I hear you, Lynne, although I'm not the caregiver but the patient.  My mother raised us to think that showing pain or asking for help showed weakness in our character.  Does that sound familiar?  I was born in 1948 and that was just the way things were back then.  So I learned early to slap a smile on my face no matter how I feel.  Part of that is because most people really don't want to hear bad things.  And I don't whine but now know to keep my pain to myself as much as I can.

   My husband feels helpless and useless and it hurts me more, and makes me feel more guilty, that he has to go through that sincle most of my family members turn a deaf ear.  Then he gets frustrated too.  I'll bet you feel that way also.  He has told me not to feel bad when he breaks and cries, which is when I become the caregiver.  I guess the best thing to say works on both ends:  Take care of yourself or you won't be able to take care of anyone else.

   I think it takes a while to become accustomed to saying yes to offers of help or even ask other family members or close friends for help when you need it.  Especially when you finally get the courage to ask and get a no answer.  Maybe it's bad timing, who knows?

Sadly, my family has never offered any kind of help which I have prayed that they would for about 17 years now. 
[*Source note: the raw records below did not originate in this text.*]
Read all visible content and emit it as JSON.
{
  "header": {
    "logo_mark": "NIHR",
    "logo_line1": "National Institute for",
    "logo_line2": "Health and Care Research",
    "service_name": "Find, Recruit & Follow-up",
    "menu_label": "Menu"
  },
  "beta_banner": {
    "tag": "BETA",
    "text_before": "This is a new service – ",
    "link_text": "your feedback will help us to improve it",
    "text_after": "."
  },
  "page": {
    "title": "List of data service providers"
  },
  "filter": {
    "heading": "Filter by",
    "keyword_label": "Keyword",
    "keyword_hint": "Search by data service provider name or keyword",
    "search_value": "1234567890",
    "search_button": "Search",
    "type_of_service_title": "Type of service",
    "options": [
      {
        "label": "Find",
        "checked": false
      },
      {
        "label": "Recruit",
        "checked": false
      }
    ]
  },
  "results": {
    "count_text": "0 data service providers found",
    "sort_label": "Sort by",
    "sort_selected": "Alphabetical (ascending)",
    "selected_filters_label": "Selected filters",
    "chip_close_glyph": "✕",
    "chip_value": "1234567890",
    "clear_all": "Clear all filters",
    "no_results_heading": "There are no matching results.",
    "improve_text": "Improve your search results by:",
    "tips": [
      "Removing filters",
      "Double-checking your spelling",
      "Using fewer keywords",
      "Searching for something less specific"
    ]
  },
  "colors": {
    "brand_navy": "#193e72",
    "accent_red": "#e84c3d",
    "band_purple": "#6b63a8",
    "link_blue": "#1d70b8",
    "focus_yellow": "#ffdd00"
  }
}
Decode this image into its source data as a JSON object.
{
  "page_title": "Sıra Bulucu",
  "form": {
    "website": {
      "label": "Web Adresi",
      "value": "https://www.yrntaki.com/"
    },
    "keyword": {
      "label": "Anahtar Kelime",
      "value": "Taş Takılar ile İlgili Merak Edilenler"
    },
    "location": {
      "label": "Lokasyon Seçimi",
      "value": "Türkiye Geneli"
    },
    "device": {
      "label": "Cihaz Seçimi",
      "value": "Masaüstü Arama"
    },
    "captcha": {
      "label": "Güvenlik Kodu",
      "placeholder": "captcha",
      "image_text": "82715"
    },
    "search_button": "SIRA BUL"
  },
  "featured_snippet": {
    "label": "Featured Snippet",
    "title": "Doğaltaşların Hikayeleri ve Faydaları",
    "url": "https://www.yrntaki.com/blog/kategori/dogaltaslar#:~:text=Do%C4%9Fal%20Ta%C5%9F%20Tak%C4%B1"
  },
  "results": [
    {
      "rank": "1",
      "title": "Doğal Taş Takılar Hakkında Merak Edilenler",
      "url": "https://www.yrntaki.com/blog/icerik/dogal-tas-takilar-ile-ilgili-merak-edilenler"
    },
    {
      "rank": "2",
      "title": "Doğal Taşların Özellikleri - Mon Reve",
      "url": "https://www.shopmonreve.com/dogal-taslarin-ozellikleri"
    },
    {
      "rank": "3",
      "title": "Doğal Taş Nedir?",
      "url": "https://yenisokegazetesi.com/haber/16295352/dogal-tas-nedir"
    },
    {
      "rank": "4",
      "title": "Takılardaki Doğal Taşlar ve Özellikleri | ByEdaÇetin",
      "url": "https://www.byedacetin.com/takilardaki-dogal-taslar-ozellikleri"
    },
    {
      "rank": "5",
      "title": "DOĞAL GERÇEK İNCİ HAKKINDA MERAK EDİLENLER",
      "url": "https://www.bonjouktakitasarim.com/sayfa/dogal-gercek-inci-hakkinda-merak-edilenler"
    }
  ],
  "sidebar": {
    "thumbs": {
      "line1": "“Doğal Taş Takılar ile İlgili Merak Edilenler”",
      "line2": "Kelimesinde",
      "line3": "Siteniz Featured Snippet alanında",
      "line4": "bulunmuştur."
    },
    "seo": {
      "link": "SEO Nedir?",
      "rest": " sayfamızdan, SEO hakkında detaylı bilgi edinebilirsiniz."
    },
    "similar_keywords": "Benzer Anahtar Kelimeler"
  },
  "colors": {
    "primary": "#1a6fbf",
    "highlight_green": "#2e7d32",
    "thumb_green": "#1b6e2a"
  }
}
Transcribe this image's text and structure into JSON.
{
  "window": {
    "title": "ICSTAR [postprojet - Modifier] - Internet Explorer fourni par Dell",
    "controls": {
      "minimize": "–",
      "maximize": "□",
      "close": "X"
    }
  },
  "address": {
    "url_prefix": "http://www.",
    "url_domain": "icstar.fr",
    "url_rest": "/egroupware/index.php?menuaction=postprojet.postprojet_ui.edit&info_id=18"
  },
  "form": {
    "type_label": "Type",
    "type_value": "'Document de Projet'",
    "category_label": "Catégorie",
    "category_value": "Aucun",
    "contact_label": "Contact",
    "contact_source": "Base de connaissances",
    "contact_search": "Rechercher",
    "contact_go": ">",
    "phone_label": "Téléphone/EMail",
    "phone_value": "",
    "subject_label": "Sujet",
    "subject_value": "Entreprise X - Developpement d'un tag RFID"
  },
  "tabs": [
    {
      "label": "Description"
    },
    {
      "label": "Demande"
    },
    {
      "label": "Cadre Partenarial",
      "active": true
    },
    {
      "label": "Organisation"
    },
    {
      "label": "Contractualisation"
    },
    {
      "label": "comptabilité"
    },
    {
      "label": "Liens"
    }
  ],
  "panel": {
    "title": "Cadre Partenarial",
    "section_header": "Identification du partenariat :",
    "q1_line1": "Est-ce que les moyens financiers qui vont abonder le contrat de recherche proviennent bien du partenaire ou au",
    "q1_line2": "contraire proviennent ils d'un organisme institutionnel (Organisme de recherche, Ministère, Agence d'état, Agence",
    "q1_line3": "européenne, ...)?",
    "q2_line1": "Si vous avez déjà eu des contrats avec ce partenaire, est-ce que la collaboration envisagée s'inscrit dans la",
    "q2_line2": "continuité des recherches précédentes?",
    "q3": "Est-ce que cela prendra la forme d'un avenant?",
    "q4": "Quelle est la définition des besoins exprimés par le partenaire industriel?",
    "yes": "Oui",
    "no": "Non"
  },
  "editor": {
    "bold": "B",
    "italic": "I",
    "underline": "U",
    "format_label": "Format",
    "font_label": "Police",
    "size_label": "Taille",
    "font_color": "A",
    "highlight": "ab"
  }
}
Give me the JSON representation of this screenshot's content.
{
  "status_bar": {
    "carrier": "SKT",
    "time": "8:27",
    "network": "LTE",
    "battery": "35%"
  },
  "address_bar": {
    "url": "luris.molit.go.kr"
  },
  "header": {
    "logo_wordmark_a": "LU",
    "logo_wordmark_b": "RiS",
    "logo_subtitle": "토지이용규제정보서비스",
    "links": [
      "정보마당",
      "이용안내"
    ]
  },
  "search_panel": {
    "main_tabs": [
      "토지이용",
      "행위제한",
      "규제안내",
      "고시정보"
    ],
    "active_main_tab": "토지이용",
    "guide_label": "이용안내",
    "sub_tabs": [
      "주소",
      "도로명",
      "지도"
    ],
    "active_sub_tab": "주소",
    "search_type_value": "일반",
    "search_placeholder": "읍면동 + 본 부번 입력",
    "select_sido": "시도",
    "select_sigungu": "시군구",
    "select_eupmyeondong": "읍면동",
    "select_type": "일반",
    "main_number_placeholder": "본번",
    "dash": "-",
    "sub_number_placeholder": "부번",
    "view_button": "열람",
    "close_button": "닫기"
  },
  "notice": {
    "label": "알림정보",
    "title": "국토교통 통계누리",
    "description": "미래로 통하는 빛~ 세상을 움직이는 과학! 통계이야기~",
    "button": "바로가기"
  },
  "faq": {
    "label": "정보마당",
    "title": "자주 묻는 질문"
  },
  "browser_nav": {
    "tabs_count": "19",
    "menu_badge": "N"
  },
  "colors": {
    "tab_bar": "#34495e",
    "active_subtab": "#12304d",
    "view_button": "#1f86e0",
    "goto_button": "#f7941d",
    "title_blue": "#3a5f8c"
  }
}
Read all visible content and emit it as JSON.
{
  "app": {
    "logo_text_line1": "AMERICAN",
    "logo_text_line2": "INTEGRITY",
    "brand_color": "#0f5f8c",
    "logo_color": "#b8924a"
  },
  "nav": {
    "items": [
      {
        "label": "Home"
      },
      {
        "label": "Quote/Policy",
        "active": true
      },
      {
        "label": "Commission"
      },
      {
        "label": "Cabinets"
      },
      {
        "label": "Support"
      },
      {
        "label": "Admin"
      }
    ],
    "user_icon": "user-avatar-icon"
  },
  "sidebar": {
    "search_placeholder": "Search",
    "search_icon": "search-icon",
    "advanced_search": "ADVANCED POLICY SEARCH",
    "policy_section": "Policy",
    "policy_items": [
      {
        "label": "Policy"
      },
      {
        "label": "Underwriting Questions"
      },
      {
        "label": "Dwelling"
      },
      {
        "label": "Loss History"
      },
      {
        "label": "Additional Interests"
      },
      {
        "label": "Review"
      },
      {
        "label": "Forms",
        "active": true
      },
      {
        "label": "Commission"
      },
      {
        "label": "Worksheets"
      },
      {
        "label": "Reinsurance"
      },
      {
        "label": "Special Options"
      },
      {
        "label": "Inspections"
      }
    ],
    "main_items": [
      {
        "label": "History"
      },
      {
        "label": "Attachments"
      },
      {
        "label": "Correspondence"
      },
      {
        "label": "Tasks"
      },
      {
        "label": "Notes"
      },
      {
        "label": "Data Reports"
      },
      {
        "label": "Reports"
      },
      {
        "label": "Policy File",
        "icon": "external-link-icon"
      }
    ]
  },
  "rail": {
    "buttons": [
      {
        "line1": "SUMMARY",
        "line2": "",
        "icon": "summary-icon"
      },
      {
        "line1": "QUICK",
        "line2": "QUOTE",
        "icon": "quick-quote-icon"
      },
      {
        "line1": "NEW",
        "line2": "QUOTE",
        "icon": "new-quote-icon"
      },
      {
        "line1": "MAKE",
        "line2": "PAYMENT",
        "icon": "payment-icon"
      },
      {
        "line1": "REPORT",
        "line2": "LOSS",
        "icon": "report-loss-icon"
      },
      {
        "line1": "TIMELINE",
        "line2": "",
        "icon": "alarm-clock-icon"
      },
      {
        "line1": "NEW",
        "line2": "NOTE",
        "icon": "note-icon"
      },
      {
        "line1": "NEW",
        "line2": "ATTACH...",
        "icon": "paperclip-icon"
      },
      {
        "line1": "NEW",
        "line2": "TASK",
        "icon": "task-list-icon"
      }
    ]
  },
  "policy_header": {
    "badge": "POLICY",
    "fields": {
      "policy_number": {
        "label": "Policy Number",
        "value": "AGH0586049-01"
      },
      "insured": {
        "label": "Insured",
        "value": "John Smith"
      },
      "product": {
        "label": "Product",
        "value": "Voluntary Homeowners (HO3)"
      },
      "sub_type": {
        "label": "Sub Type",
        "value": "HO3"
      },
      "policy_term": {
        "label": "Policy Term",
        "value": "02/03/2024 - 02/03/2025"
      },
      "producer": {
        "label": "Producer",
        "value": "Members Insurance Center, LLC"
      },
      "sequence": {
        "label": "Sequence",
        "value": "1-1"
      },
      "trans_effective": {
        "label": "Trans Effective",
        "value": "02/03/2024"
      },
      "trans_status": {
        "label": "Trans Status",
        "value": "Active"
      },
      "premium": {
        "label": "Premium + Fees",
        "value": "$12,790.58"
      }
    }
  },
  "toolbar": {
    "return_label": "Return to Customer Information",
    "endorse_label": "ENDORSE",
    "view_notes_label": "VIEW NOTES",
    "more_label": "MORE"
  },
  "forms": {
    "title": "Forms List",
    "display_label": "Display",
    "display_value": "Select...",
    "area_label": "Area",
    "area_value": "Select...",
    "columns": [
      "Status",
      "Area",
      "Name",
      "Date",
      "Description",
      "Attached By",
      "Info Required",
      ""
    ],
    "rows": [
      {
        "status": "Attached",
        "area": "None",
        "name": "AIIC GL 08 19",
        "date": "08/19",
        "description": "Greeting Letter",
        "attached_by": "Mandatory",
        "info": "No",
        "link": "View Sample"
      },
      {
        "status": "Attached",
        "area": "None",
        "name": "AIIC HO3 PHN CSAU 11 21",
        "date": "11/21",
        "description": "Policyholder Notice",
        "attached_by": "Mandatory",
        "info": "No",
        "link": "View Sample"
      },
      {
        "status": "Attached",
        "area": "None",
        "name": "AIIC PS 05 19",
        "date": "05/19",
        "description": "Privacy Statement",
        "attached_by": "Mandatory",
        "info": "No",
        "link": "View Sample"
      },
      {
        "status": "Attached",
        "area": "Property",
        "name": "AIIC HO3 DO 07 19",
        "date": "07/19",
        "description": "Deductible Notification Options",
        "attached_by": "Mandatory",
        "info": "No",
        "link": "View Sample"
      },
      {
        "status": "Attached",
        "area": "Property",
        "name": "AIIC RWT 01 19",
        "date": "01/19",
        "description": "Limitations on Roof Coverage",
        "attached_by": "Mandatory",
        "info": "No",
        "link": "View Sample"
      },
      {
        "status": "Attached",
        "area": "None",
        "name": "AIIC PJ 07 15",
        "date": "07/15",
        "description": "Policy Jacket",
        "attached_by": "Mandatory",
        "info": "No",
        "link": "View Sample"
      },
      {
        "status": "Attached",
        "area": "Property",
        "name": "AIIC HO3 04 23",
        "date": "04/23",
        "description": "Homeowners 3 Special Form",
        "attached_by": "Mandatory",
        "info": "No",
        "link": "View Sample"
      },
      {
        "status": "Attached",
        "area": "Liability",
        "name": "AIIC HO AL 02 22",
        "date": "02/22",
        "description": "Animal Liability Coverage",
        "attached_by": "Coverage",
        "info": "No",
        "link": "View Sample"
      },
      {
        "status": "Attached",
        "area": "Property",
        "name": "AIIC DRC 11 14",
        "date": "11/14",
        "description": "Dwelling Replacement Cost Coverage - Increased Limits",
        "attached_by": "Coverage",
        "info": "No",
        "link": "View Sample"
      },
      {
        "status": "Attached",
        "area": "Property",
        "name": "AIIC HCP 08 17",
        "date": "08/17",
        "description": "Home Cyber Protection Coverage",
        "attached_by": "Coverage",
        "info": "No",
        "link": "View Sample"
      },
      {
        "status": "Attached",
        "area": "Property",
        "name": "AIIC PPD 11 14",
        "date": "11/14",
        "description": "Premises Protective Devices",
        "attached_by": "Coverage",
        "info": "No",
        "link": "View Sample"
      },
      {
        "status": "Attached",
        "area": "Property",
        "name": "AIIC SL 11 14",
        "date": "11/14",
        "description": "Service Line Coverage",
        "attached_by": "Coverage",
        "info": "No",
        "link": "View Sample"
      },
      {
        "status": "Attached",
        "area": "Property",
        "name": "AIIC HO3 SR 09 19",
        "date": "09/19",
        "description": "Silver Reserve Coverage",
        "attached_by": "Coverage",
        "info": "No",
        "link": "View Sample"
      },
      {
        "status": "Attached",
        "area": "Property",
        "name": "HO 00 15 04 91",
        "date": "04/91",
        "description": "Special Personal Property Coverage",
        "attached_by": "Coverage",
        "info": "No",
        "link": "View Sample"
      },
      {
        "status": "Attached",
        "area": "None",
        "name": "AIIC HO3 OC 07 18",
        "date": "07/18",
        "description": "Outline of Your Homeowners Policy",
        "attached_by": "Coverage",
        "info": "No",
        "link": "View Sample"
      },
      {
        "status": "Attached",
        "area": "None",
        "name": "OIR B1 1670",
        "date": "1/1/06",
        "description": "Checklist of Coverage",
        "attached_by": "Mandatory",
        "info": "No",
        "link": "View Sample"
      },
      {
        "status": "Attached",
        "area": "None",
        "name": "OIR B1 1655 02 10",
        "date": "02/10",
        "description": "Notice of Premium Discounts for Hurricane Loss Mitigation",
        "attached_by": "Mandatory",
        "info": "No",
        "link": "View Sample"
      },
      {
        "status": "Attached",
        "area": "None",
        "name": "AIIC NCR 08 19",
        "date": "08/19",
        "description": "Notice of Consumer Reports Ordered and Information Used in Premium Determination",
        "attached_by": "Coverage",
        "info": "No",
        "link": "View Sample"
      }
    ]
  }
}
    It sounded to me that you have people who probably feel like they want to help you even if it's in a small way, so, if I were you, I'd accept help whenever it's offered.  This will help you and also make the giver feel good that they could at least do something.

   I have a feeling you're the oldest child, or at least the oldest girl, in your family.  I am and I think it's harder still because we have been taught to take care of our brothers and sisters since we were small.  We grow up being very independent but have the softer side of nurture in us.  You have every right to be cared for also.   And you don't have to be availabe every time.  Sometimes it's just not humanly possible.

    In closing, I want to congratulate you and send you many blessings for being your daughter's advocate.  People in chronic pain really aren't up to the task although I've tried.  It seems people listen to my husband talking about what I've been going through rather than listen to me.  And that is kind of strange since I'm my mother's legal guardian (She has Alzeimer's.) and have had to go to bat for her numerous times.  She too is in and out of the hospital at least 3 times a year and one of them is always, always Christmas time.

    Take care of yourself too, please, so you can be there for your daughter in the worst scenarios.  Believe me she'll be happier about it too!